Un jour que je me promenais entre les rayons poussiéreux d'un magasin d'occasion, je vis, entre moultes "chefs-d'oeuvre" de série B, Devdas, à la pochette sépia hideuse, pour la modique somme de 50 centimes. Moi qui, pour le moment, avais eu beaucoup de mal avec les bollywoods, me décidais malgré tout à l'acquérir, guidé par la rumeur selon laquelle il serait culte et exceptionnel pour un film du genre.
Les jours passaient, l'immonde pochette me regardait avec toujours plus d'insistance, dominant fièrement une pile de DVDs à regarder, scrutant mes faits et gestes, tel le Portrait de Dorian Gray. Etait-ce un bon film, était-ce un navet ? Détournant le regard de cette horreur, je fuyais lâchement, apeuré par la durée de 3h de ma vie que j'aurais à dépenser peut-être vainement.
Prenant mon courage à deux mains, je décidai un jour de glisser le DVD dans mon lecteur, comme un défi à cette pochette, comme un coup de poignard au tableau. Et la surprise fut de taille !

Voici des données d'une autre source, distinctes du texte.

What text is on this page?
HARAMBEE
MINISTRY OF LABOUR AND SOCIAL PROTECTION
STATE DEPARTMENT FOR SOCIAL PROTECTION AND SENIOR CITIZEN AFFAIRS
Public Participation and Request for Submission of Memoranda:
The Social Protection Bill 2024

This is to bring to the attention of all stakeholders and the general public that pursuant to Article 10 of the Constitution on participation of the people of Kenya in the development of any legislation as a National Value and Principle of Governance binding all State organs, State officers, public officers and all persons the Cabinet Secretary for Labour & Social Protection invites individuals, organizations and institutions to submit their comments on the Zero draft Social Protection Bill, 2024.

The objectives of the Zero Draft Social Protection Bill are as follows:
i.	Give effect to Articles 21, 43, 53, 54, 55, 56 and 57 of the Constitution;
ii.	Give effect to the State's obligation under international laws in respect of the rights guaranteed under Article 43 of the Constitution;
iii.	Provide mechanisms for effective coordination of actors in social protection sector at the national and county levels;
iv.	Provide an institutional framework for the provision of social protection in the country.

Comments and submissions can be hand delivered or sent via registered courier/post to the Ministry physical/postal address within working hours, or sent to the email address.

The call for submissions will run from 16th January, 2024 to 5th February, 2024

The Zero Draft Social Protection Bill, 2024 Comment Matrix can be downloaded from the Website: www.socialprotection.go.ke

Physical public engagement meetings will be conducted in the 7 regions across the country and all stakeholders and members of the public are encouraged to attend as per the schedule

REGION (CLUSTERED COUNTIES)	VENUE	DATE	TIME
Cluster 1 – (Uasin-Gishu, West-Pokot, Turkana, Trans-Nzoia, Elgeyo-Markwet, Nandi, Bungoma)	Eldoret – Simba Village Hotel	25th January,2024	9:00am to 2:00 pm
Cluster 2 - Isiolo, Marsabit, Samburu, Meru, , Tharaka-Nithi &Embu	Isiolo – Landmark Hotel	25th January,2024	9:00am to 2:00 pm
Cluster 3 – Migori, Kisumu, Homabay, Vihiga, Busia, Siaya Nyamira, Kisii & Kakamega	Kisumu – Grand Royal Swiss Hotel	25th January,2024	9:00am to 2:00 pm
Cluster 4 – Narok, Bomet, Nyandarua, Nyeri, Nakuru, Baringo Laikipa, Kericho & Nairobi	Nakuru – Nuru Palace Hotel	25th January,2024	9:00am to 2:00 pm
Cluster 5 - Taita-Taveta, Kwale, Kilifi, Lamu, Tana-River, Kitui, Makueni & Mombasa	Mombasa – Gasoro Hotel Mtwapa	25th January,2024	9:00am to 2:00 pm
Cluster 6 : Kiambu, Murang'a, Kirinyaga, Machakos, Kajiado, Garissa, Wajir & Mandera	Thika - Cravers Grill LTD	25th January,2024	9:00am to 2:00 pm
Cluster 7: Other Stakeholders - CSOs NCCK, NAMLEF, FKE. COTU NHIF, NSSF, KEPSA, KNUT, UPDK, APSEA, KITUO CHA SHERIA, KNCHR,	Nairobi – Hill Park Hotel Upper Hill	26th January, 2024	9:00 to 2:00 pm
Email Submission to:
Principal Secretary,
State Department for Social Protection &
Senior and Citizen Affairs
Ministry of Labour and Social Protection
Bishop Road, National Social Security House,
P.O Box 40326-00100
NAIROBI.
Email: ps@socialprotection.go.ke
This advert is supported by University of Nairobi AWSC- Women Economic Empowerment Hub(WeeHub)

Les décors sont somptueux, les couleurs merveilleuses, ma rétine a jouit a plusieurs reprises. Bien sûr c'est kitsch, mais à l'inverse des précédents bollywoods que j'ai eu le malheur de voir, j'arrive ici à passer outre cela ; il y a une atmosphère qui fait que j'arrive à pardonner ce too-much facilement gerbant. Je suis resté en extase devant ces merveilleux palais à l'architecture magnifique, aux intérieurs multicolores, et ces costumes resplendissants bien que parfois "bling-bling".
Au niveau du scénario, c'est banal cette histoire d'amour, une histoire d'amour impossible, deux âmes unies depuis la naissance que la société sépare, ça sent le Roméo et Juliette. La morale est bidon : les prostituées sont des êtres humains (putain trop raison quoi), boire c'est mal (une maladie grave et incurable pourrait venir vous foudroyer assez rapidement, c'est bien connu)... On sombre parfois un peu dans le mièvre verbal, mais le langage corporel est fascinant. Fascinante, cette retenue, cette pudeur sensuelle qui attise le désir.
Pour les acteurs je ne les ai pas trouvés sensass (mais l'actrice qui joue Paro n'est pas mal du tout physiquement parlant, et c'est quelqu'un qui à la base n'est pas vraiment féru de la gente féminine indienne qui vous dit cela), les acteurs secondaires ont souvent l'air débiles, souvent caricaturaux, mono-caractériels, enfin ce n'est pas non plus extrêmement gênant, car l'immersion fictionnelle est là malgré tout.
Les danses sont vraiment chouettes, et ne viennent pas pourrir le film toutes les 10 secondes, on a le temps d'apprécier des scènes "normales" sans qu'un guignol sorte de derrière une charrette et vienne chanter : "Elle a acheté du pain, elle a acheté du pain, Hosanna, Hallelujah !", et la rue de chanter en coeur et danser (quoique, j'ai le fantasme secret que ce genre de choses m'arrive dans la vraie vie). Puis la musique n'est pas dégueu je dois l'avouer. Après je ne m'y connais pas trop en musique indienne, à part Ravi Shankar vite fait donc mon avis ne vaut pas grand chose sur ce point.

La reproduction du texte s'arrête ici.